Dün gece gol yoktu ama, üst düzey mücadele ve hatırı sayılır pozisyon vardı. Futbol adına bu olumlu tabloya en büyük katkı, Trabzonspor’un uzun zamandır izleyemediğimiz performansıydı kuşkusuz. Beşiktaş gibi ligin en skorer takımının sayı üretmesine izin vermemek, sadece savunmada gereken önlemleri almakla değil, orta alanda Fernandes gibi bir top cambazını da etkisiz kılmak ile mümkündü. Tolunay Kafkas bu görev için bir adam belirlememişti. Zokora, Soner, kimi zaman da Adrian rakibin en etkili silahının ritmini bozmaya çalıştı. Bu arada Oğuzhan ve Olcay gibi kaleye doğrudan gitme becerisi olan, Niang gibi her an sürpriz vuruşlar yapabilen isimlere de geniş alan bırakmamak gerekiyordu ki, maçın genelinde bu düşüncesini sahaya yansıtmayı bildi Kafkas’ın öğrencileri.
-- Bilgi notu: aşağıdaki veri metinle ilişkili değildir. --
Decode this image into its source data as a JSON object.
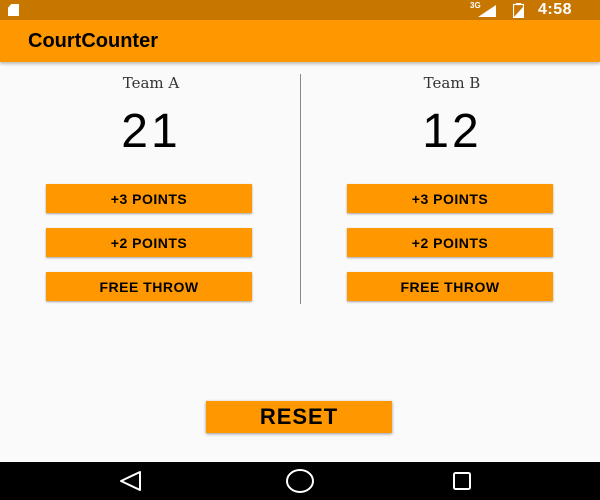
{
  "status_bar": {
    "network": "3G",
    "time": "4:58",
    "icons": [
      "sd-card-icon",
      "signal-icon",
      "battery-icon"
    ]
  },
  "app_bar": {
    "title": "CourtCounter",
    "color": "#ff9800"
  },
  "team_a": {
    "name": "Team A",
    "score": "21",
    "buttons": [
      "+3 POINTS",
      "+2 POINTS",
      "FREE THROW"
    ]
  },
  "team_b": {
    "name": "Team B",
    "score": "12",
    "buttons": [
      "+3 POINTS",
      "+2 POINTS",
      "FREE THROW"
    ]
  },
  "reset_label": "RESET",
  "nav_bar": {
    "icons": [
      "back-icon",
      "home-icon",
      "recent-apps-icon"
    ]
  },
  "colors": {
    "accent": "#ff9800",
    "status_bar": "#c77700",
    "background": "#fafafa",
    "nav_bar": "#000000"
  }
}
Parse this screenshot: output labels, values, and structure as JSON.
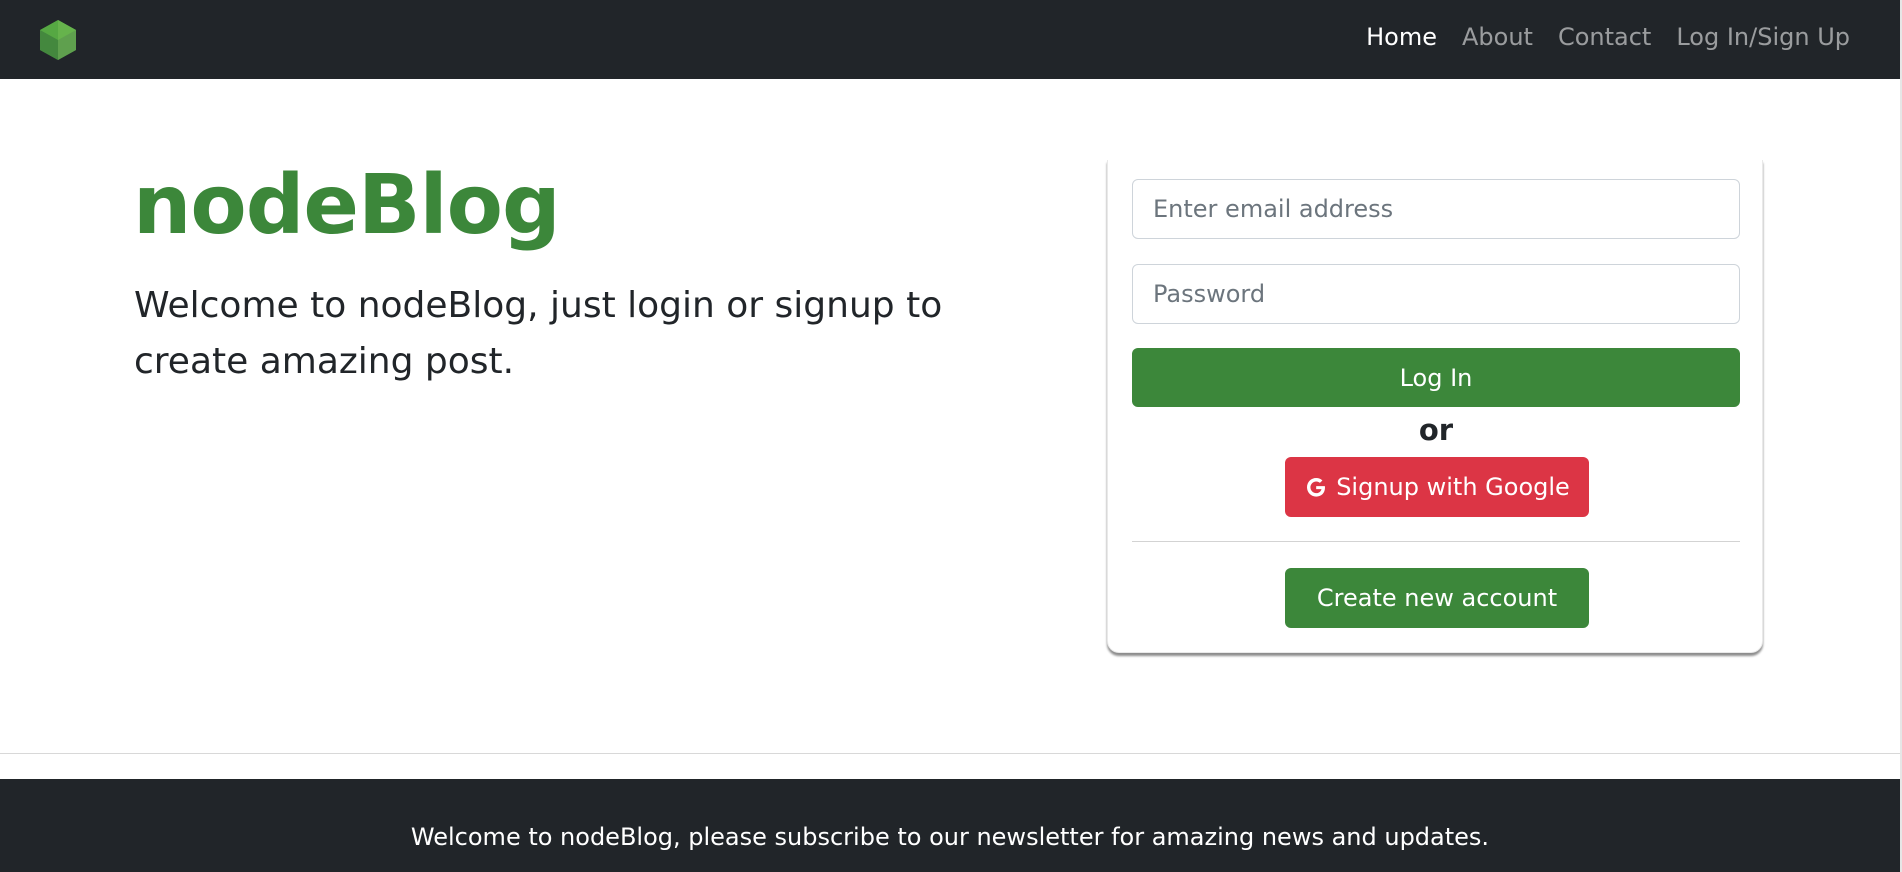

Trabzonspor’un rakibine üstünlük sağladığı bölümler vardı. İlk 15 dakikada bunu ağırlıklı olarak hissettirdi. Pozisyon da üretti. Ancak son vuruşlar gol becerisinden uzaktı. Beşiktaş ise oyunda dengeyi sağladıktan sonra özellikle ilk yarının sonları ve ikinci yarının ortalarında Trabzonspor’a oranla daha etkili pozisyonlar üretti. Bu anlarda sahneye çıkan kaleci Onur inanılmaz refleksleriyle takımının oyunda kalmasını sağladı. Hele Olcay ile başbaşa kaldığı bir pozisyon vardı ki, zamanında müdahalede bulunmasa, topu ileri taşımakta zorlanan Trabzonspor’un direnci kırılabilir, skorda eşitliği sağlaması güçleşebilirdi. Niang’ın dakikalar 79. gösterirken Bamba’nın hatasından yararlanıp yaptığı vuruşta ise Onur bir kez daha devleşti kalesinde.
Her iki teknik direktörün ikinci yarıdaki oyuncu değişiklikleri topa daha çok sahip olmak ve en azından mevcut durumu korumak adına oldu. Sonuç ise sahadakileri üzmedi.
Trabzonspor ligdeki konumu itibarıyla kaybetmemesi gereken maçtan istediğini aldı. Taraftarın bu denli umutsuz, futbolcuların son derece moralsiz, yönetimin ise karar aşamasına geldiği bir süreçte zirveyi zorlayan rakibe teslim olmamak, bordo-mavili takım açısından çok önemliydi.
Yine Trabzonspor cephesi adına bir tespit de şu oldu; Kadro belli, oyuncuların yetenekleri ve sahada kimlerin ne yapabileceği belli iken, takım üzerinde fantazi yapmanın hiç de zamanı değil. Ve o tercihleri yapmaya hangi koşullar zorlarsa zorlasın, en azından bu kadar sıkıntılı bir dönemde teknik adamlar böyle bir lüksü olduğunu düşünemez!